Thank you, Julian. Is there a way to avoid splitting into 2 sentences? Should I delete some characters?

It depends on what you want to keep. Currently the split happens between the % and NPI. Case conversion or removing the % could do the trick. You would need to do this before using the Strings To Document node though.

1 Like

Thank you, Julian. To put a dot on I, I added another line to the second example. It looks the same but processed differently. I’ll really appreciate if you solve a puzzle, why.
Salud Example.knwf (21.2 KB)

Hi @izaychik63,

it looks fine to me, however the sentence tokenizer might be a bit of a black box (it’s OpenNLPs Sentence Tokenizer). When using the Sentence Extractor node, we can see that the first document consists of three sentences: The title (which itself consists of the whole string), the first part of the string (Diagnostic Accuracy 70.0%) and a second part (NPI 1111111111). This leads to a count of 1 (frequency of the 6-gram across the document), since only in the title a 6-gram can be found.

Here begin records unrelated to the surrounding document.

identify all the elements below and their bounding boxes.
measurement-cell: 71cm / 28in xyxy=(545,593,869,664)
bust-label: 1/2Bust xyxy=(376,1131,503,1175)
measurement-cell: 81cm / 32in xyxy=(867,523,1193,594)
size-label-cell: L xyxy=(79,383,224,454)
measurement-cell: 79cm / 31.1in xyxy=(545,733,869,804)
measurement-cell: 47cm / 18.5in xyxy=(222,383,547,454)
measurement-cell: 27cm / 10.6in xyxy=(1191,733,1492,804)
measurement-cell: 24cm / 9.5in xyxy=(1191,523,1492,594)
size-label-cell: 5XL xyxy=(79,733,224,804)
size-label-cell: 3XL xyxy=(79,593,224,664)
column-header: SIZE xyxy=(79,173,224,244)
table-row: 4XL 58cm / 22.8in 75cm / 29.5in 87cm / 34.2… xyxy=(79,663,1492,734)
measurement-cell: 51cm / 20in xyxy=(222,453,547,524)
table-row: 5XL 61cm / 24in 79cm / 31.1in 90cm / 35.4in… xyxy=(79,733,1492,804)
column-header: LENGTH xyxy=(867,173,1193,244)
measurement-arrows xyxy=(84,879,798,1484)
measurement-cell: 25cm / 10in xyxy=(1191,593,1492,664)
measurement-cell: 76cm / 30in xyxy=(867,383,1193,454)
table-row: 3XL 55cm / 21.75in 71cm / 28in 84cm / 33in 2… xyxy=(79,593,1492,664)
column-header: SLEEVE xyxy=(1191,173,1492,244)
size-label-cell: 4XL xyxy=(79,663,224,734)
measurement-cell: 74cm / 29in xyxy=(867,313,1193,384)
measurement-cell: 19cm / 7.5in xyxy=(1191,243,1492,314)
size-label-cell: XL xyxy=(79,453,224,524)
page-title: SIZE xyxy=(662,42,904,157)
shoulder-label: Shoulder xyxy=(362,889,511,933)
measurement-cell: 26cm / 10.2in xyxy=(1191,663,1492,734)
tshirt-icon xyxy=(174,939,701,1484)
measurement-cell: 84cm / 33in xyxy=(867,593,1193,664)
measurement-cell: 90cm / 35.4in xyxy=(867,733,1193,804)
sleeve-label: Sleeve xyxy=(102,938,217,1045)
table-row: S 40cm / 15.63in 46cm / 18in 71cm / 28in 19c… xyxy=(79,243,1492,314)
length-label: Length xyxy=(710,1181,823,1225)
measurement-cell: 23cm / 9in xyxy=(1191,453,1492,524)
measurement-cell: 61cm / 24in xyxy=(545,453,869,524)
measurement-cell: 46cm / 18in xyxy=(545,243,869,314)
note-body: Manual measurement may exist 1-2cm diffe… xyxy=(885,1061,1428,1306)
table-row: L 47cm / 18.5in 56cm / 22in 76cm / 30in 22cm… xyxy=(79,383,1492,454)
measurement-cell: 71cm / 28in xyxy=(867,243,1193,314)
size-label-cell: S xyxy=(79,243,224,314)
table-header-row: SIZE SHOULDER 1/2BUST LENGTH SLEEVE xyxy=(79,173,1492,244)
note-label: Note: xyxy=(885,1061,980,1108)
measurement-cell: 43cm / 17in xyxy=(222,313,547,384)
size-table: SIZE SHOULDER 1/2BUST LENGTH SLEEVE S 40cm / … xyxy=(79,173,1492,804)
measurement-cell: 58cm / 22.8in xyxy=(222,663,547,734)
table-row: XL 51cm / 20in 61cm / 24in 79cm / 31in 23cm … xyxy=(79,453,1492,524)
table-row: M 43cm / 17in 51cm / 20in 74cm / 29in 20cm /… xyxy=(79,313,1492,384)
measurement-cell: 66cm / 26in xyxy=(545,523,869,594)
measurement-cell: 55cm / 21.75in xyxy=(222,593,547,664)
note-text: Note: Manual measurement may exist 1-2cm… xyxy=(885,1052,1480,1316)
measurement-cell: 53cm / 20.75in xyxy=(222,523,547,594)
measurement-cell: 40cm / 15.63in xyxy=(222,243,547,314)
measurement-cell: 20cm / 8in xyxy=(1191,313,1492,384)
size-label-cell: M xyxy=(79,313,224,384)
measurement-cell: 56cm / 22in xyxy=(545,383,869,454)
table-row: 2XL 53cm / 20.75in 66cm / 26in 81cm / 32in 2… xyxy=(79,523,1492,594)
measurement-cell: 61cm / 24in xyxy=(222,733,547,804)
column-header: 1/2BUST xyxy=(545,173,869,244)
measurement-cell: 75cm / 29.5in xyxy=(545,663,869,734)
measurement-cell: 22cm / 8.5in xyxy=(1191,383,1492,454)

For the second document, the tokenizer behaves differently and the string is recognized as a full sentence in the document body text instead of being split. That is why we get a 2 as document frequency for that particular 6-gram.

In general it looks like the problem is more related to the underlying tokenizer instead of the N-Gram Creator.
I will do a bit of debugging to confirm that.

Best,
Julian

1 Like

Thank you, Julian. It confirms my assumption that sentences processing is confused by input data and result is unstable. So, I failed in some cases to extract percent and NPI.

There is a ticket with respect to being able to choose another sentence tokenizers. I’ll give it a +1.

1 Like

For a case it shade some lite, one of the string contains u00A0 character that confused Palladian n-Gram Extractor. To make it work I have to delete it from the string.